LeBron James il messia dell’Ohio ha mantenuto la sua promessa. Non poteva esserci finale più suggestivo per i discendenti dei primi coloni europei che dai nativi (gli irochesi) presero il nome del loro fiume per darlo a questo stato-frontiera tra l’East, il West e il North (Canada), conteso per le bellezze e le ricchezze tra inglesi e francesi. Terra promessa anche per la più grande comunità di Amish sul suolo americano, patria di ben 7 presidenti e perciò molto ambìto per l’elezione del presidente.

Un territorio ricco di industrie (acciaio, merci) e ben rappresentato da questa città, Cleveland, capitale mondiale dei pneumatici, sede della Rock&Roll Hall of Fame (Chuck Berry, Jerry Lee Lewis, ecc), di decine di biblioteche che hanno portato la città di John Davis Rockfeller (Standard Oil, ndr) ad un eccellente qualità di vita comunitaria ma che a livello sportivo non aveva più raggiunto vette apicali da 52 anni.

I Browns nel football dominarono negli anni cinquanta e sessanta ma poi più nulla, gli Indians nel baseball vinsero le ultime World Series nel 1948 salvo tornare alla ribalta dell’entertainment con il film “Major League – La squadra più scassata della Lega”.

Nel basket, con i Cavaliers senza macchia e senza paura, due finali con il primo e secondo LeBron fino al leggendario come-back, perchè da 1-3 nessuno aveva mai vinto il titolo NBA.

The Choosen-One, il soprannome del ragazzino prodigio di Akron, non poteva che scegliere di essere non solo “il prescelto” ma anche e soprattutto “il predicatore”. Colui che va verso terre sconosciute in cerca di nuovi adepti per la sua religione, portando nella mano destra in questo caso invece della Bibbia un pallone di cuoio arancione di 78 cm, lottando contro il fato ed il destino in una terra a maggioranza bianca (80%), perdendo fra le polemiche le Finals nel 2007, scappando verso altre terre (Miami Heat) pe guarire la ferita e trovar gloria tornando come figlio prodigo due anni fa con una solenne promessa: vincere qui.

L’anno passato furono i Warriors di Curry e Iguodala a sbarragli la strada, anche se con una squadra decimata guidarono 2-1, quest’anno incontrano  i nord-californiani forti del record ogni tempo di vittorie nella regular season della NBA (73-9) ma King James ha deciso fosse il momento giusto per se stesso, per le critiche a cui è stato sottoposto in questi anni, per una città intera… Era la finale giusta per battere dei record: resuscitare da 0-2 e da 1-3, titolo di MVP delle Finals e addirittura con una tripla doppia nella settima partita (prima di lui c’erano riusciti solo i losangelini Jerry West nel 1969 e James Worthy nel 1988).

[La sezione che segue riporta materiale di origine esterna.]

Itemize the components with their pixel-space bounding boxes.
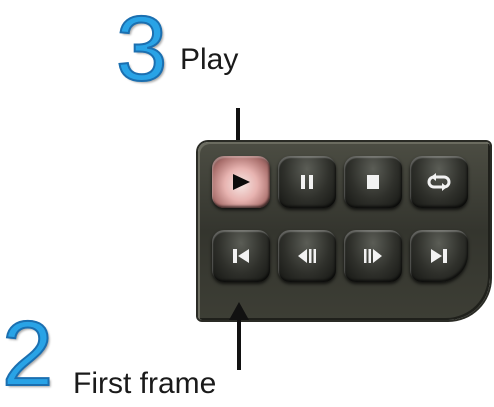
first-frame-icon: [233, 249, 249, 263]
pointer-arrow-first-frame: [229, 302, 249, 370]
step-number-3: 3: [115, 0, 168, 100]
first-frame-label: First frame: [73, 367, 217, 400]
first-frame-button[interactable]: [212, 230, 270, 282]
pause-icon: [301, 175, 313, 189]
loop-button[interactable]: [410, 156, 468, 208]
play-label: Play: [180, 43, 239, 76]
stop-icon: [367, 175, 379, 189]
pause-button[interactable]: [278, 156, 336, 208]
last-frame-button[interactable]: [410, 230, 468, 282]
step-number-2: 2: [1, 303, 54, 405]
loop-icon: [427, 173, 451, 191]
previous-frame-button[interactable]: [278, 230, 336, 282]
play-button[interactable]: [212, 156, 270, 208]
stop-button[interactable]: [344, 156, 402, 208]
next-frame-icon: [364, 249, 382, 263]
previous-frame-icon: [298, 249, 316, 263]
play-icon: [233, 174, 250, 190]
last-frame-icon: [431, 249, 447, 263]
next-frame-button[interactable]: [344, 230, 402, 282]
playback-control-panel: [198, 142, 490, 320]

Lebron, l’8° presidente… ne potrebbe uscire un film, perché in questo gli americani sono imbattibili e la storia dei Cavaliers e del ritorno prepotente e poderoso di Lebron James verso una vittoria insperata quanto desiderata sono già un’eccellente sceneggiatura tanto che il conterraneo Steven Spielberg (nativo di Cincinnati) potrebbe farci un geniale pensierino.